Située à 66 km de Wakayama, la crête des huit sommets qui entoure le mont Kōya (958 m) est le lieu où se sont établis les monastères du Kōya-san. Kōya est le nom de la localité située au coeur des montagnes à une altitude de 900 m qui a fêté en 2015 son 1 200e anniversaire. Le plateau, couvert de forêts de cèdres, de pins et de cyprès, abrite l'ensemble des bâtiments qui forment le monastère. C'est le prêtre Kūkai (774-835) qui décida de construire le premier monastère de Kongōbu-ji en 816. Son successeur, Shinnen continua l'oeuvre en multipliant les bâtiments. Ces édifices allèrent jusqu'à accueillir cent mille personnes.
Dès la construction du premier monastère (le Kongōbu-ji) par Kūkai, Kōya-san devint le centre de la secte Shingon-Shū, adepte du bouddhisme ésotérique. Le centre acquit rapidement une grande notoriété grâce à la protection des empereurs et l'appui des daimyō. Un premier incendie ravagea les édifices en 994 mais ils furent restaurés par Myōsan (1021-1106).

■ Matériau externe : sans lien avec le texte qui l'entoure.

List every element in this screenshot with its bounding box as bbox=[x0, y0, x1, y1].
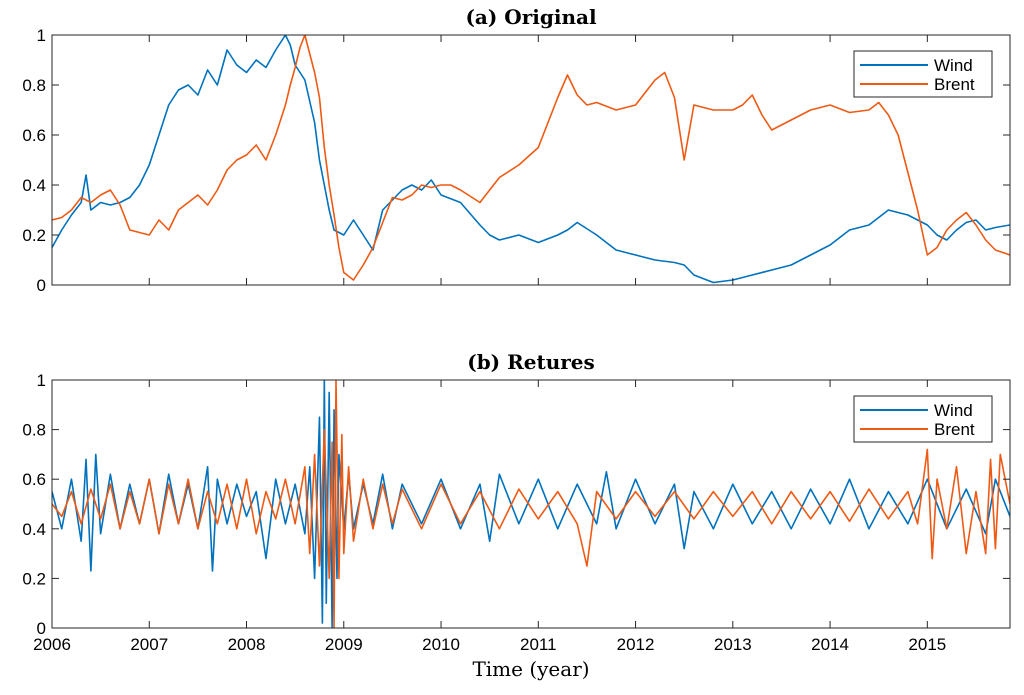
y-tick-label: 0.6 bbox=[22, 126, 46, 145]
x-tick-label: 2011 bbox=[520, 635, 557, 654]
legend-box bbox=[853, 395, 993, 443]
series-line-wind bbox=[52, 35, 1010, 284]
x-tick-label: 2012 bbox=[617, 635, 655, 654]
legend-label-wind: Wind bbox=[934, 401, 973, 420]
series-line-brent bbox=[52, 35, 1010, 281]
axes-box bbox=[51, 379, 1011, 629]
y-tick-label: 0 bbox=[37, 276, 46, 295]
y-tick-label: 1 bbox=[37, 371, 46, 390]
legend-label-brent: Brent bbox=[934, 75, 975, 94]
x-axis-label: Time (year) bbox=[472, 657, 589, 681]
legend-box bbox=[853, 50, 993, 98]
panel-returns: (b) Retures 0 0.2 0.4 0.6 0.8 1 2006 2007 2008 200… bbox=[22, 350, 1011, 681]
series-group bbox=[52, 380, 1010, 628]
x-tick-label: 2010 bbox=[422, 635, 460, 654]
axes-box bbox=[51, 34, 1011, 286]
y-tick-label: 0.8 bbox=[22, 76, 46, 95]
series-line-brent bbox=[52, 380, 1010, 628]
legend-label-brent: Brent bbox=[934, 420, 975, 439]
x-tick-label: 2014 bbox=[811, 635, 849, 654]
y-tick-label: 0.8 bbox=[22, 421, 46, 440]
y-tick-label: 0 bbox=[37, 619, 46, 638]
series-group bbox=[52, 35, 1010, 284]
x-tick-label: 2006 bbox=[33, 635, 71, 654]
y-tick-label: 0.6 bbox=[22, 470, 46, 489]
chart-title: (b) Retures bbox=[467, 350, 595, 374]
y-tick-label: 0.4 bbox=[22, 176, 46, 195]
x-tick-label: 2007 bbox=[130, 635, 168, 654]
y-tick-label: 0.2 bbox=[22, 569, 46, 588]
x-tick-label: 2009 bbox=[325, 635, 363, 654]
y-tick-label: 0.4 bbox=[22, 520, 46, 539]
x-tick-label: 2013 bbox=[714, 635, 752, 654]
x-tick-label: 2008 bbox=[228, 635, 266, 654]
y-tick-label: 1 bbox=[37, 26, 46, 45]
chart-title: (a) Original bbox=[465, 5, 596, 29]
x-tick-label: 2015 bbox=[908, 635, 946, 654]
legend-label-wind: Wind bbox=[934, 56, 973, 75]
y-tick-label: 0.2 bbox=[22, 226, 46, 245]
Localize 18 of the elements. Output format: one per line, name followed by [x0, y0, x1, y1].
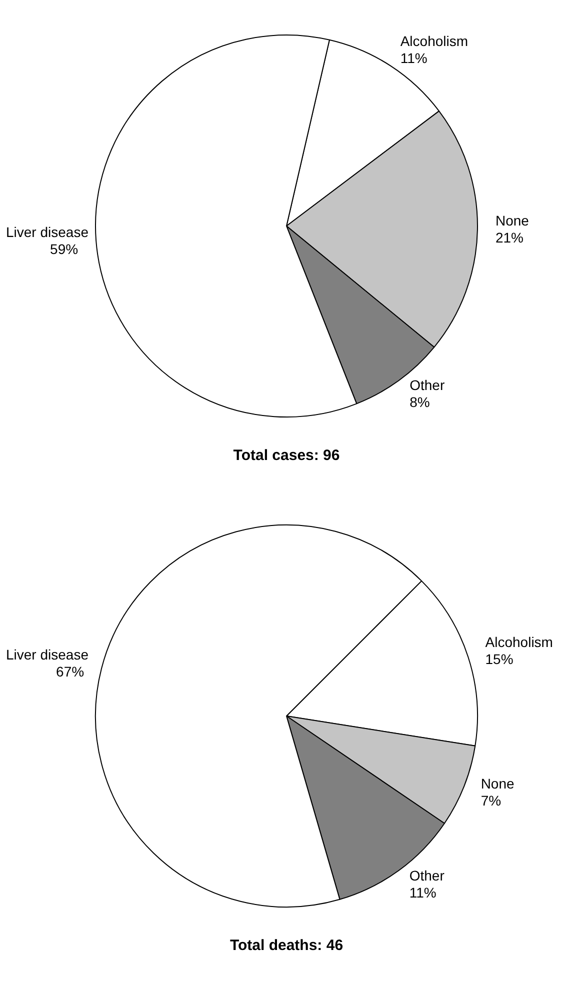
data-label: 67%: [56, 663, 84, 680]
slice-label: None: [480, 775, 515, 792]
slice-label: None: [495, 212, 530, 229]
data-label: 21%: [495, 230, 524, 246]
slice-label: Liver disease: [6, 224, 89, 240]
data-label: 8%: [410, 394, 430, 410]
slice-label: Liver disease: [6, 646, 89, 662]
slice-label: Alcoholism: [400, 33, 468, 50]
data-label: 15%: [485, 650, 514, 667]
text: Total deaths: 46: [230, 937, 344, 954]
data-label: 11%: [409, 884, 436, 900]
data-label: 7%: [480, 792, 502, 808]
data-label: 59%: [50, 240, 78, 257]
slice-label: Other: [409, 867, 445, 884]
data-label: 11%: [400, 50, 428, 66]
slice-label: Alcoholism: [485, 634, 553, 650]
text: Total cases: 96: [233, 447, 340, 464]
slice-label: Other: [410, 377, 445, 394]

Kōya-san devint le centre des hijiris d'Amida qui s'y établirent sous la protection de Kyōkai (1001-1093). Les hijiris étaient des moines itinérants dont la mission était de recueillir de l'argent pour la construction ou la rénovation des temples (Hijiri signifie " Saint " en japonais).
Ils offraient des amulettes et des talismans, racontaient les légendes de leurs sectes et recevaient de l'argent en contrepartie. Les membres de la communauté religieuse étaient divisés en trois groupes : le clergé (gakuryō), les prêtres laïcs (gyōnin) et les serviteurs de la secte de la terre pure (hijiri).
Par la suite, les nobles et les samouraïs prirent l'habitude de faire inhumer leurs cendres dans le monastère. La vie monastique des hijiris ou des simples moines ne les empêchait pas de mener des expéditions punitives contre les sectes rivales comme celles de Tendai. Le monastère dut se soumettre aux dictatures de Nobunaga Oda et de Hideyoshi Toyotomi, qui massacrèrent quelques milliers de religieux.
Les femmes étaient strictement interdites et ce n'est qu'en 1872 qu'on leur permit l'accès à Kōya-san. Au XVIIe siècle, les Tokugawa essayèrent de démanteler le pouvoir des prêtres gestionnaires de tant de terres.
Les temples furent détruits ou brûlés. Pendant la période Edo, les gouvernements mirent l'accent sur le culte du Shintō afin de consolider un nationalisme unitaire. À présent, Kōya-san comprend une université religieuse où se regroupent des chercheurs, travaillant sur les textes sacrés.